After the nano editor has been opened, write out the below code of C language in it to use the readv system call in our Linux system. First of all, we have used the below libraries in the C code to be work properly and without any error. Then we have declared the main function as shown in the snap. At the very start of the main function, we have to define two variables, “i”, and “fd”. After that, three-character type arrays or less have been specified named “f1”, “f2”, and “f3”. After this, we have declared a structure type list or array named “iovec”. Every iovec structure defines a fragment, which would be an individual disjoint buffer. Then we have created another variable of type size named “nr”. After all the declarations, we have specified a simple “open” system call to open the file “test.txt” from its director and read all its contents, and revert to the file descriptor “fd”. The flag O_RDONLY has been used for reading purposes. On the next line, we have declared an “if” statement to check whether the file descriptor is equaled to “-a” or not. If it is “-1”, it will through an error message “open” in the shell and return 1. Outside of the “if” statement, we have used the file descriptors to assign values to the structure indexes. The “iov.base” is a pointer showing the start of a buffer, and the “iov.len” is showing the total size of the buffer in bytes. A vector seems to be a collection of sections. Each section of the vector specifies the location and size of a buffer cache upon which or as of what data can be inscribed or read. Beforehand moving on to the subsequent buffer, the readv() method fully covers every one of the “iov_len” bytes buffers. Before actually moving on to another buffer cache, the writev() method still inscribes out the entire “iov_len” bytes. Beginning with iov[0], formerly iov[1], and so forth, via iov[count-1], both operations still act on the sections in order. After it, we have declared a “readv” system call to read the file descriptor and “iov” byte buffers up to the size of 3.

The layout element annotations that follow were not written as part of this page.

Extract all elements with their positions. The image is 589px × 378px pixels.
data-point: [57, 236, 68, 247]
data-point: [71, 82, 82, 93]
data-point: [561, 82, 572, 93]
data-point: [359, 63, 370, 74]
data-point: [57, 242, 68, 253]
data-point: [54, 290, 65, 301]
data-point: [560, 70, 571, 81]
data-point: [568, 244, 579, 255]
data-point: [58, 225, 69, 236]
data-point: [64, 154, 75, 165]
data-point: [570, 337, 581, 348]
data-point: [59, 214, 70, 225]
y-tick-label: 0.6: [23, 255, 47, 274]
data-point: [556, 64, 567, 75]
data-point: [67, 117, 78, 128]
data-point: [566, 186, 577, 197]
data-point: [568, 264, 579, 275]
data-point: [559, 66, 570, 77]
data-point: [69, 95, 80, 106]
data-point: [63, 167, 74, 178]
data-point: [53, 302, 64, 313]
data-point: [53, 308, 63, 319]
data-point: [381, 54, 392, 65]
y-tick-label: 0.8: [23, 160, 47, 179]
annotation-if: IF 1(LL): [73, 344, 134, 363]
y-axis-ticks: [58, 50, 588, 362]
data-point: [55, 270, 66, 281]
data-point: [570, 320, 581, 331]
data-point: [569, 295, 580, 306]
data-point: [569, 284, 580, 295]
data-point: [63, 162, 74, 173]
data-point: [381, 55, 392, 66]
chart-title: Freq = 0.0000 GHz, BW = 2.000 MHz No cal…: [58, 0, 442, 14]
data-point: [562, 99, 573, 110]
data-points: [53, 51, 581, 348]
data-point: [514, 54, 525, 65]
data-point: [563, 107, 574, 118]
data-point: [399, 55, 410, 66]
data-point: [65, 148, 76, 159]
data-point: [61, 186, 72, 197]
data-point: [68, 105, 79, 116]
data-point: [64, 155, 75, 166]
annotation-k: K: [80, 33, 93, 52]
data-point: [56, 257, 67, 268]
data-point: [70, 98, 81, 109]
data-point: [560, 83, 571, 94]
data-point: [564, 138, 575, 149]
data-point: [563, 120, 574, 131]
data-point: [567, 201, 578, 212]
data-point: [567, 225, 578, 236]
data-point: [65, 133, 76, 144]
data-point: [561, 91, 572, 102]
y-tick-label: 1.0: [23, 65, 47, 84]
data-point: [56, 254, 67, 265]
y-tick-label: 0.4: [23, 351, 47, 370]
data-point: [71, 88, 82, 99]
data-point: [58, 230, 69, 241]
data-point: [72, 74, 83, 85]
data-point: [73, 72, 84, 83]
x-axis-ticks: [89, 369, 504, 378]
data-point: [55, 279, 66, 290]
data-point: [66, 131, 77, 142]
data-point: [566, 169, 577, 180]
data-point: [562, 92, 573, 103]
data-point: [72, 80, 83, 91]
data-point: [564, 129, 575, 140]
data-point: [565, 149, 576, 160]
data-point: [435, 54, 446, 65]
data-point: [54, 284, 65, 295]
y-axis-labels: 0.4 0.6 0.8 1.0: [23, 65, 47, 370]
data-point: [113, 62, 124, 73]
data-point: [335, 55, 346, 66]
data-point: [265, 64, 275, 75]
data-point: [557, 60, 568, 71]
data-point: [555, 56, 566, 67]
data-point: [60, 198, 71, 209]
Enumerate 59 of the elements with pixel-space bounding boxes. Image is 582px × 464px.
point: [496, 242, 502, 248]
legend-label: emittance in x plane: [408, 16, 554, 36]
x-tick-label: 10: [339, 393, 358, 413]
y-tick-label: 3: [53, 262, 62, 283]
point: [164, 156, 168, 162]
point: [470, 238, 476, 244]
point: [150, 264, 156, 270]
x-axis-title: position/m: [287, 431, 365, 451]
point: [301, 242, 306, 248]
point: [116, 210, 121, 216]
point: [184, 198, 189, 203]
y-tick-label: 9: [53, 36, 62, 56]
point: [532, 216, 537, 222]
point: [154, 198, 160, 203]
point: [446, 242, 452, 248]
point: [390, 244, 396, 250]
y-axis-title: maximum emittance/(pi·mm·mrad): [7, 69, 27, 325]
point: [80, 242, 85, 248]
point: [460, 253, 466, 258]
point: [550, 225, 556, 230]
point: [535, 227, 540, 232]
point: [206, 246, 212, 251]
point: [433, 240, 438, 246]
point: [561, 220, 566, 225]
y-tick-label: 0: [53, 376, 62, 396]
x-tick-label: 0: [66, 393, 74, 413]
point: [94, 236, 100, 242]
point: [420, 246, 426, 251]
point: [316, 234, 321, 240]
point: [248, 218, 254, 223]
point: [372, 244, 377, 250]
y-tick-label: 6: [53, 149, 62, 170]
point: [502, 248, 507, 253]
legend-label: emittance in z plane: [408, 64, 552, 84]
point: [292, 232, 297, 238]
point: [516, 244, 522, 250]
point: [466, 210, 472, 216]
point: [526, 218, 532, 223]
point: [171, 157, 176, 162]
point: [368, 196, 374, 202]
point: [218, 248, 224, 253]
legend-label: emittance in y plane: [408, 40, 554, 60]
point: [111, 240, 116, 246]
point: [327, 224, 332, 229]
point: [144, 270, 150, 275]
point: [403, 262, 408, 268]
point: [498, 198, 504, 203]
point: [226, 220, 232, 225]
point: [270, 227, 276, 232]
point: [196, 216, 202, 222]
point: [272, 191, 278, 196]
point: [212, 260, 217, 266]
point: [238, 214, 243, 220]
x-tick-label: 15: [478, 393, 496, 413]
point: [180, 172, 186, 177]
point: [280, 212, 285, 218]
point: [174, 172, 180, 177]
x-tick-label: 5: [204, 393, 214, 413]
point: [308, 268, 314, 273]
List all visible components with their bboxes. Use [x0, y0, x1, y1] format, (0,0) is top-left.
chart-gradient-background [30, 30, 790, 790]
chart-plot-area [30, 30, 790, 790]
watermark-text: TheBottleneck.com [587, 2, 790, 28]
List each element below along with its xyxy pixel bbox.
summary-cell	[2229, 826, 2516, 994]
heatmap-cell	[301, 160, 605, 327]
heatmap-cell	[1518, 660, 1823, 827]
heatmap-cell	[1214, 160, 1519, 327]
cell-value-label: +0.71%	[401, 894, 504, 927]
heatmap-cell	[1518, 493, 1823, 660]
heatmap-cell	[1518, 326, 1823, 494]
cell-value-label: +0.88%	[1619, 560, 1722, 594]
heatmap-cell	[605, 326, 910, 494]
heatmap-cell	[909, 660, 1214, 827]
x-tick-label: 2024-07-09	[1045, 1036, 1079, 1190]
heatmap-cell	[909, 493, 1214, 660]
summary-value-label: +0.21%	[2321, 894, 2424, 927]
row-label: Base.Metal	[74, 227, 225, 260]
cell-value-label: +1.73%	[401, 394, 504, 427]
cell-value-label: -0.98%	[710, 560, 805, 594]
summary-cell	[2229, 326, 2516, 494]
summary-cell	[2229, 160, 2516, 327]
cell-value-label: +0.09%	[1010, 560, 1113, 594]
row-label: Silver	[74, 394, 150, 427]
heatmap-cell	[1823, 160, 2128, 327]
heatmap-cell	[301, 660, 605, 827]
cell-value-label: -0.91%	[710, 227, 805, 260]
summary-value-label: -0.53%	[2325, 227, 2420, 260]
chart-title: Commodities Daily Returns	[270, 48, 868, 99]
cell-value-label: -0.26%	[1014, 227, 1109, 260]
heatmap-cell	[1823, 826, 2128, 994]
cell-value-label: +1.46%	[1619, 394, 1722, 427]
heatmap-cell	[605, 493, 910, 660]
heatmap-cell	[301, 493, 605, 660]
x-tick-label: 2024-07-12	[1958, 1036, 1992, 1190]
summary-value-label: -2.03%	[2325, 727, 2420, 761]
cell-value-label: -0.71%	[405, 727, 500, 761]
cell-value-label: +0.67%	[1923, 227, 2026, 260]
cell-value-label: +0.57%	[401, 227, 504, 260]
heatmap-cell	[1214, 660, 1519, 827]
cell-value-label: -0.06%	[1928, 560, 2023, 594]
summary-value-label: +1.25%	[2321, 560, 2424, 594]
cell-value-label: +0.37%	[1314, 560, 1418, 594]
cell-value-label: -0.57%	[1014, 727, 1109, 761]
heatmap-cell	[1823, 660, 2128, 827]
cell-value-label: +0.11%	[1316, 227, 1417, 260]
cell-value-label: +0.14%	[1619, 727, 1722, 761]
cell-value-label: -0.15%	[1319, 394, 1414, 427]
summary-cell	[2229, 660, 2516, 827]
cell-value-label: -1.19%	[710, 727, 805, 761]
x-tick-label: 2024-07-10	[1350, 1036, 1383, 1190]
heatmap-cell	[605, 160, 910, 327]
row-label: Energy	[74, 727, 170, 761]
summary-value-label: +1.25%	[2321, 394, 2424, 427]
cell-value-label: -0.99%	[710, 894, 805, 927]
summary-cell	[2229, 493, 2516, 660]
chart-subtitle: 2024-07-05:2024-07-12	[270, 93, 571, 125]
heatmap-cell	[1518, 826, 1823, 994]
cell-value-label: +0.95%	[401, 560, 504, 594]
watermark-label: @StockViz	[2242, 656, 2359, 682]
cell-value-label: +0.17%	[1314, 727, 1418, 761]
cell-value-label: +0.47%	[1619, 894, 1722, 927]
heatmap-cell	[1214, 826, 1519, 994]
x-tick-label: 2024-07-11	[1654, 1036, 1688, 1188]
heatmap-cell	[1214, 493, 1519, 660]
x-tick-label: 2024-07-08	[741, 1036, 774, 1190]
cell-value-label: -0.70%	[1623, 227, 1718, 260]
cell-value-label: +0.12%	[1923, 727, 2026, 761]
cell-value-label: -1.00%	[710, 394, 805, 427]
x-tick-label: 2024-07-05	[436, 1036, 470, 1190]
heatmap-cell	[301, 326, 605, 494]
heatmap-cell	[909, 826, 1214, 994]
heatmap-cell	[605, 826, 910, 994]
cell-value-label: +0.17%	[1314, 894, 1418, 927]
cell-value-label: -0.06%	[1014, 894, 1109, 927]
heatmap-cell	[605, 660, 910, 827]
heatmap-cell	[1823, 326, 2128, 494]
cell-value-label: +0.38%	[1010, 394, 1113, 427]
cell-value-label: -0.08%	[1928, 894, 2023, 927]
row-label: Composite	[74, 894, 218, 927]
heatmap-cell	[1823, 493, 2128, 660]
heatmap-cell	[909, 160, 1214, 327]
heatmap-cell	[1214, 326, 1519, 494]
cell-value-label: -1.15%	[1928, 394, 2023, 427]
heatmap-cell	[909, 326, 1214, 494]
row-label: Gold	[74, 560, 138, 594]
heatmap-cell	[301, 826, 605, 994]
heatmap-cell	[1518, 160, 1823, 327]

Then we have checked the returned bytes. If the return value is “-1”, it will show an error message “readv”. We have used the “for” loop to print the file characters via “iov”. If the function has been closed, It will display “close”. Save this code using “Ctrl+S” and quit the file using the “Ctrl+X” shortcut method.

Now compile the code using the gcc command as stated below.

$ gcc test.c

After that, run the execution command to check the results. The output below is showing the contents in chunks and showing the error messages as well. It is also showing the index number for the buffer array as 0, 1, and 2.

$ ./a.out

Conclusion

We have finished all the essential parts to intricate the “readv” system call in the Ubuntu 20.04 Linux system. All the commands will work the same for other Linux distributions.

About the author

Aqsa Yasin

I am a self-motivated information technology professional with a passion for writing. I am a technical writer and love to write for all Linux flavors and Windows.